Anita blushed as the Sheikh disappeared into the limo and sped off into the night, leaving her standing in its wake, unsure what exactly had just happened, but certain that whatever it was, it was something good.
FOUR
It turned out that a good way of getting a second wind on a night that had been punishingly busy and stressful was to get asked out to dinner by a handsome sheikh.
Or so Anita was finding. The exhaustion that had begun settling in when the Sheikh’s party had gotten up had left her completely.
It had been a hard night, and there was no one left in the restaurant but her and Fadi.
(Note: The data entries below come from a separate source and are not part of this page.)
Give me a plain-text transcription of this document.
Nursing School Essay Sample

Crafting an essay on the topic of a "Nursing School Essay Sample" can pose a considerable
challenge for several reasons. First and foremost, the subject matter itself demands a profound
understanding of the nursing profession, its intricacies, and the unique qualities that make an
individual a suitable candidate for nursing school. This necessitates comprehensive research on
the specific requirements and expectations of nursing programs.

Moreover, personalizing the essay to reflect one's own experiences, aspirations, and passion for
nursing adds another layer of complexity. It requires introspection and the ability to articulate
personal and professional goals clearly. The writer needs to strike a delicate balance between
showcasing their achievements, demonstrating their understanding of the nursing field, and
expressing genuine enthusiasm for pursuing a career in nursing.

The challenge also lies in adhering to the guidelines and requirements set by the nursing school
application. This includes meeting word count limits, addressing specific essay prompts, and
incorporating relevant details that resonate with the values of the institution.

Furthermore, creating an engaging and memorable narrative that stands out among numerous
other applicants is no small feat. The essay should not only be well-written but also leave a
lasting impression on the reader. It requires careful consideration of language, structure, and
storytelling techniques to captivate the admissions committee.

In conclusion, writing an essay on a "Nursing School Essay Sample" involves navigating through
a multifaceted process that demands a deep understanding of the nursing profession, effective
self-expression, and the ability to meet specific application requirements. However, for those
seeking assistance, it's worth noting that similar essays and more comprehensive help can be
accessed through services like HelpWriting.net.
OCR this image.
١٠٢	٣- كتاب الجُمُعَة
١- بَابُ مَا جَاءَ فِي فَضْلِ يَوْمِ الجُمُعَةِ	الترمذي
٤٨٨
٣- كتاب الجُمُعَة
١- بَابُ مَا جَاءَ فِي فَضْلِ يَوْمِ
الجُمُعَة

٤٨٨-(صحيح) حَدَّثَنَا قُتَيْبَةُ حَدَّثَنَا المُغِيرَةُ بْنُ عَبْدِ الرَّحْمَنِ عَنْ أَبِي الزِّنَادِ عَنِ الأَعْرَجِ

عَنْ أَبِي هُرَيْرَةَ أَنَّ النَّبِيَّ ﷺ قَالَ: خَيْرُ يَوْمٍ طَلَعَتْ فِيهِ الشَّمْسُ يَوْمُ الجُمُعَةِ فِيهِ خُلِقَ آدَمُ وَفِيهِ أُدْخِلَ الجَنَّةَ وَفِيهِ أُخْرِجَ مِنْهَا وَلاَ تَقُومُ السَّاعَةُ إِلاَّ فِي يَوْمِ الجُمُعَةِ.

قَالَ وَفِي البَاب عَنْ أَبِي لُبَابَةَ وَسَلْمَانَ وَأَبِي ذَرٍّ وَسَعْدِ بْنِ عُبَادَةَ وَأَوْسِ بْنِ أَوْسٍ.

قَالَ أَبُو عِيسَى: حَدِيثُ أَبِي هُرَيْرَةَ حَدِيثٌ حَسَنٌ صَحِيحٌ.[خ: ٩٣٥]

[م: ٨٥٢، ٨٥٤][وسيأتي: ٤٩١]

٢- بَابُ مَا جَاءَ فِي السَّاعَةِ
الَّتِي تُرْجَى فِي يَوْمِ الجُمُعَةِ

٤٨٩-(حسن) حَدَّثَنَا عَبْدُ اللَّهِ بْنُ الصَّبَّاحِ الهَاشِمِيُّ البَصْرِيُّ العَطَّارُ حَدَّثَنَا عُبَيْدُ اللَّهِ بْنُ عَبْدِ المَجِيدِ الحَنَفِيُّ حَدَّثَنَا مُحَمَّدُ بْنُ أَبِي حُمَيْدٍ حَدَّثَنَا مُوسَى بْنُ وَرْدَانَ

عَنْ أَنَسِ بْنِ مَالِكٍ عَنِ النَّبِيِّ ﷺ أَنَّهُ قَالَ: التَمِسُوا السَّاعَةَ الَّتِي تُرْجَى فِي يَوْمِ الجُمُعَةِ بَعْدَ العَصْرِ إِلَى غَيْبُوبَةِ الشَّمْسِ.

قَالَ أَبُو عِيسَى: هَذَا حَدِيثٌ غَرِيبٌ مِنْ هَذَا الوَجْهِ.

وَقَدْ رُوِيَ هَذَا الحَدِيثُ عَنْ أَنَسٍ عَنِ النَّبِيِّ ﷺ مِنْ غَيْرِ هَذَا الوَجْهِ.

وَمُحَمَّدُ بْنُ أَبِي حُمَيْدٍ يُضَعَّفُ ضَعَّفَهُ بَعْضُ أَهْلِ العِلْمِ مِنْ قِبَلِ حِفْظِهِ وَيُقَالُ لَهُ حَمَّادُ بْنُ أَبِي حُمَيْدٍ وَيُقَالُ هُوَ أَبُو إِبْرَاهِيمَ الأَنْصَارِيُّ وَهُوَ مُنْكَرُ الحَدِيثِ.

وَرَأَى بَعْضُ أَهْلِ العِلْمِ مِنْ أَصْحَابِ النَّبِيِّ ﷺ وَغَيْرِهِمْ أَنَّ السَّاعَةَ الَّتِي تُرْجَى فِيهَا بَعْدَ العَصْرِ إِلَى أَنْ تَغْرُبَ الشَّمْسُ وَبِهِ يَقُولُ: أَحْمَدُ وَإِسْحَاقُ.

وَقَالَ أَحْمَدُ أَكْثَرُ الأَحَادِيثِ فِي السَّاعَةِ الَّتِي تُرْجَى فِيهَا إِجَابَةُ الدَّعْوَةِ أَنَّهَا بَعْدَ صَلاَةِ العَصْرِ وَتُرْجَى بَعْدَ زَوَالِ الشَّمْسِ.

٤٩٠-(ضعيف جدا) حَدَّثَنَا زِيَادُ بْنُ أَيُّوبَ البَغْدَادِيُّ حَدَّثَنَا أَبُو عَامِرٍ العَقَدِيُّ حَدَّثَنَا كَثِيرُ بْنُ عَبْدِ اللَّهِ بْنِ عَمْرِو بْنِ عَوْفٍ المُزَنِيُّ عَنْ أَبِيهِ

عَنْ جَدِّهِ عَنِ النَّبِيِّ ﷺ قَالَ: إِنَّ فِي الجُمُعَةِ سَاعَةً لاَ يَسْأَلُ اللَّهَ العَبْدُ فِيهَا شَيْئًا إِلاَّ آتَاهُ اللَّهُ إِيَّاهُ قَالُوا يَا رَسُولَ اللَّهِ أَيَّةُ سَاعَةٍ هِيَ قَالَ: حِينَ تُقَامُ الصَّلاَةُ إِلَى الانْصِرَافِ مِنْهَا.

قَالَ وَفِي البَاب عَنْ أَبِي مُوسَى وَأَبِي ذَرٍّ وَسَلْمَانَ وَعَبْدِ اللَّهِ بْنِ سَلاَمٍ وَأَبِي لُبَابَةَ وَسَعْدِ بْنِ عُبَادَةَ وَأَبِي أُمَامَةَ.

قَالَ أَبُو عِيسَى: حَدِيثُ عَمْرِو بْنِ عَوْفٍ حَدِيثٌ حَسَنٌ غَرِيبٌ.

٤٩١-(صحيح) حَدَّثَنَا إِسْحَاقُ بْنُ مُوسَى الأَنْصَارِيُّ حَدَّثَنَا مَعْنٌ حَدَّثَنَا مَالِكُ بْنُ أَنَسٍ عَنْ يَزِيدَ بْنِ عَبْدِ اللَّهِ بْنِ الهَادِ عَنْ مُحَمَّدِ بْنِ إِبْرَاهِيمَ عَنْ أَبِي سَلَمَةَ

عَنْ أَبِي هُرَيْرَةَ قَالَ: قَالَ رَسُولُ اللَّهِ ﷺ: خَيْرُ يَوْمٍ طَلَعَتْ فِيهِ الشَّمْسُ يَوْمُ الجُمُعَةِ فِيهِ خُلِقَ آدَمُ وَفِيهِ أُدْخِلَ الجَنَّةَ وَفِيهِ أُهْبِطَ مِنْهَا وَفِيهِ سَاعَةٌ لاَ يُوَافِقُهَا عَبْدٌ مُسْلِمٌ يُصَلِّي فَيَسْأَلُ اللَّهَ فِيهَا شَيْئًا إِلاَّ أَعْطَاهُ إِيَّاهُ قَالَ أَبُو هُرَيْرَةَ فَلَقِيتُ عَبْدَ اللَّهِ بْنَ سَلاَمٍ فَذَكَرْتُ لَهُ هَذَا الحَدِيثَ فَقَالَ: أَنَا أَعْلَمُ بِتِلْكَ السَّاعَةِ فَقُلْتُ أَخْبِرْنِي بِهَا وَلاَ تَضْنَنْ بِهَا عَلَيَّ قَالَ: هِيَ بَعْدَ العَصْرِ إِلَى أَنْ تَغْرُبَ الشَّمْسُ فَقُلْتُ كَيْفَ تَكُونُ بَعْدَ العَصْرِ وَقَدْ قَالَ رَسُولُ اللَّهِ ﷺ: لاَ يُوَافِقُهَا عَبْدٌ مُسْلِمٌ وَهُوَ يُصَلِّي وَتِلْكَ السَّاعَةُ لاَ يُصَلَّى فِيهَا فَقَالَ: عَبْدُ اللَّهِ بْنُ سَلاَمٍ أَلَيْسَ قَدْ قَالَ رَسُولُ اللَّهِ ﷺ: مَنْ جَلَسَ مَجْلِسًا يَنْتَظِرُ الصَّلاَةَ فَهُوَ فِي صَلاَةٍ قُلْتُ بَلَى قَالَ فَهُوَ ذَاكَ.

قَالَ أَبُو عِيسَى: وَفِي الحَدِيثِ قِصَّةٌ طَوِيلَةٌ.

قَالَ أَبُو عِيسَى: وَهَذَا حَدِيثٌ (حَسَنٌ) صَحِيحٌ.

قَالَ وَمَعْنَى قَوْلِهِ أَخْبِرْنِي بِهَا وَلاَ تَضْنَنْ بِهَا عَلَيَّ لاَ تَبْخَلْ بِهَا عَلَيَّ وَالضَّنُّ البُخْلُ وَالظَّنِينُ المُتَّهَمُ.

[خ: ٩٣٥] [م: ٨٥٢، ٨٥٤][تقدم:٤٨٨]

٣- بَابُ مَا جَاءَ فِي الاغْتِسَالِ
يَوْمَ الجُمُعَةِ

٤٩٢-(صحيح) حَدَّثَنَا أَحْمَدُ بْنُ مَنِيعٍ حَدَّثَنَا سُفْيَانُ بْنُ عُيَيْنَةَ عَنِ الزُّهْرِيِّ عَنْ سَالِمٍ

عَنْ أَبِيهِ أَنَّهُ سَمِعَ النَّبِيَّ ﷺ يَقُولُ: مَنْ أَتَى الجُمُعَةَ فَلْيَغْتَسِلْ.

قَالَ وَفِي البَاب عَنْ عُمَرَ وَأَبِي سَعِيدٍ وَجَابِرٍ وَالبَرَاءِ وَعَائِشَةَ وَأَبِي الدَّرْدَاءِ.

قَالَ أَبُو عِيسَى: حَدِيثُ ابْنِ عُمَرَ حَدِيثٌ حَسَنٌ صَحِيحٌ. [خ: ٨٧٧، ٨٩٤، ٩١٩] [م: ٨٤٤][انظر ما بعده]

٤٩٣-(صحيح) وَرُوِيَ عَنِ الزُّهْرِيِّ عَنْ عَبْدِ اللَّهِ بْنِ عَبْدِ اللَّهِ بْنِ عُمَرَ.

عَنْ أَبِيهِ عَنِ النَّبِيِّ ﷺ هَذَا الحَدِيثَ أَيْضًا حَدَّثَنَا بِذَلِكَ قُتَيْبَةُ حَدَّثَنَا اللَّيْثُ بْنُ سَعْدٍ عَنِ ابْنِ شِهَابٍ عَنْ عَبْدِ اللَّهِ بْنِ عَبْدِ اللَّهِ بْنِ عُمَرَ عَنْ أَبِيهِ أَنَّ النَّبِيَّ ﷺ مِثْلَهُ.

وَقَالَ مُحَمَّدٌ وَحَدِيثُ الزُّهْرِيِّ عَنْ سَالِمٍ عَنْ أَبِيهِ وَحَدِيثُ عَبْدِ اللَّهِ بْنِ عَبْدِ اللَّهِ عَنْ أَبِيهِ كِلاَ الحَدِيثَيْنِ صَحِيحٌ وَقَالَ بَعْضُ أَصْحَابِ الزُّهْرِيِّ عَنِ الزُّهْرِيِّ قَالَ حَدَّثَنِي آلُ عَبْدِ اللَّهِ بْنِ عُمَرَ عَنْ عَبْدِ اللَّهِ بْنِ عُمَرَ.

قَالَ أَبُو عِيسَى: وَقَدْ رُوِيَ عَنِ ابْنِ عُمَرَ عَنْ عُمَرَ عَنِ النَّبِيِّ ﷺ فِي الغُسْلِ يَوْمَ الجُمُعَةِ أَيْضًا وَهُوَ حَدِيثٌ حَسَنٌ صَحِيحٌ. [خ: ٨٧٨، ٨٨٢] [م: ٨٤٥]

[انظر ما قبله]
Fadi had sent the dishwashers home, not realizing that Anita had already sent the busboys home, leaving them with no one left to help them close up for the night.
So they did it all themselves.
Anita could tell that Fadi was still in a sour mood, it was just that it was hard to care when she was floating on a cloud the way she was. She turned up the music, which they would normally turn off during cleanup, and danced around him.
She was determined to pull him out of whatever kind of funk he was in, but Fadi wasn’t having any of it. She couldn’t remember a time when he’d so stubbornly committed to being upset, so she tried harder, turning her enthusiasm up a notch, and putting on a song that she knew for a fact he liked, even if he would deny it if she ever told anyone.
She sang in his ear. “Shake it off, ah ah ah, shake it off!”